Foreign investment into Latin America is poised to accelerate, but market structure issues must be solved to unlock flows. A new report from Nasdaq explores the opportunities (and expectations) for improving post-trade processes and standards.
The top survey takeaway is that 84% of respondents want to grow their Latin American exposures – but59% experience market inefficiencies that block or limit their investments. The prime culprit? Regional variance. From settlements to securities lending, collateral management and proxy voting, post-trade inefficiency and fragmentation is holding back investment.
What’s needed is regional consolidation or harmonization that lifts these roadblocks and lays the groundwork for the efficient operating model of tomorrow, according to the report.
Other insights:
- 70% of respondents identified the high cost of regional variance in processes and platforms as a significant blocker. This variance leads to high operational costs and risks, particularly for institutional investors who need to maintain different operating models for each market.

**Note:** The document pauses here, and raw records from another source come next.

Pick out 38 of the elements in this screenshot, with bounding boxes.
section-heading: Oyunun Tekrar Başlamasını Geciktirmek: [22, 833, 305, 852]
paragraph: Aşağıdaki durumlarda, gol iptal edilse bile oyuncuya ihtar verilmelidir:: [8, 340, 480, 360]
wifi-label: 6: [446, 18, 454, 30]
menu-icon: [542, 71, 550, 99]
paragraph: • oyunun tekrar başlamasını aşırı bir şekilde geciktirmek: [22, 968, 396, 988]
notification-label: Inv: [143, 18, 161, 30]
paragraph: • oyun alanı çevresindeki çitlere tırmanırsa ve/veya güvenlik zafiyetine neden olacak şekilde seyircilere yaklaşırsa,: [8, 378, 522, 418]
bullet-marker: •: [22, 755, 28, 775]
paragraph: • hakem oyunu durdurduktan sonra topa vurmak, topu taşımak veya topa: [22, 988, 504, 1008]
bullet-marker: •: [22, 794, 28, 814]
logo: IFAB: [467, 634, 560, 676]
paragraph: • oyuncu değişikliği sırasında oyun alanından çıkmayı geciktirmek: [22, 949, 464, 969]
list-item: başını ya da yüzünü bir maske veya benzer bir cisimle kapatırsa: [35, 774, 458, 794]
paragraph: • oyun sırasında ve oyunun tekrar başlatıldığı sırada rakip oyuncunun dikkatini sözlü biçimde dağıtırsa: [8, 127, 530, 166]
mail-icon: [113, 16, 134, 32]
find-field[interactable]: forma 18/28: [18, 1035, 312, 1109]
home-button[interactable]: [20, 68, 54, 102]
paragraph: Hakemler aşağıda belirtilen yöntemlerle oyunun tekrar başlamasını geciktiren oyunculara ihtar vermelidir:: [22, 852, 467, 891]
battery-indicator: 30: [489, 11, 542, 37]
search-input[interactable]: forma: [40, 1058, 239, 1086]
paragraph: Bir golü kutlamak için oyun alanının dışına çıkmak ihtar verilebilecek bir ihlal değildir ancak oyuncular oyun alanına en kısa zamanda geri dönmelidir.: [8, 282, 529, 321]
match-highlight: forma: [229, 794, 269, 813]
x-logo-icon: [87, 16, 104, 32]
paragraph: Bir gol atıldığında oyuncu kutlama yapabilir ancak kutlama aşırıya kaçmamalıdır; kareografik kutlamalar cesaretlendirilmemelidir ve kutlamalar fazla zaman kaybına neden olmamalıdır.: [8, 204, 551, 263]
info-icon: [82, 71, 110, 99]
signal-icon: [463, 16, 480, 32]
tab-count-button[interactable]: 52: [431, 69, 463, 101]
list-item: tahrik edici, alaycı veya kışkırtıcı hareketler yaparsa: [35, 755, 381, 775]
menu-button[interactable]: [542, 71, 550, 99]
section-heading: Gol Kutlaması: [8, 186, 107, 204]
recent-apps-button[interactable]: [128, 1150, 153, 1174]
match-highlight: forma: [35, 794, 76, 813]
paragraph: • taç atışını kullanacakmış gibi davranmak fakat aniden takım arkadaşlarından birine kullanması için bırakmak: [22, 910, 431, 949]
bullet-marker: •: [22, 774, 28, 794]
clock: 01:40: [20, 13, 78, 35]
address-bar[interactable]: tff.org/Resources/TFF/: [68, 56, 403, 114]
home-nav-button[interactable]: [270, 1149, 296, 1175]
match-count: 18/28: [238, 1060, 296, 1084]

- 61% of respondents experience high levels of failed lending/recalls and 67% face settlement fails due to low straight-through processing (STP) rates. The lack of automation in STP is a critical issue, particularly for wealth investors, who report STP rates below 55% across all Latin American markets.
- Managing the complexity of Latin American markets requires significant resources, equating to around 3x full-time headcounts for wealth investors and even more for institutional investors. This complexity results in high fixed costs and limits economies of scale, making it difficult for smaller firms to operate efficiently.
- Respondents expect significant savings from harmonizing processes and messaging standards across markets, with potential P&L improvements of up to 21% in areas like collateral movements and corporate actions. There is a clear call for standardization and regionalization to reduce costs and improve efficiency.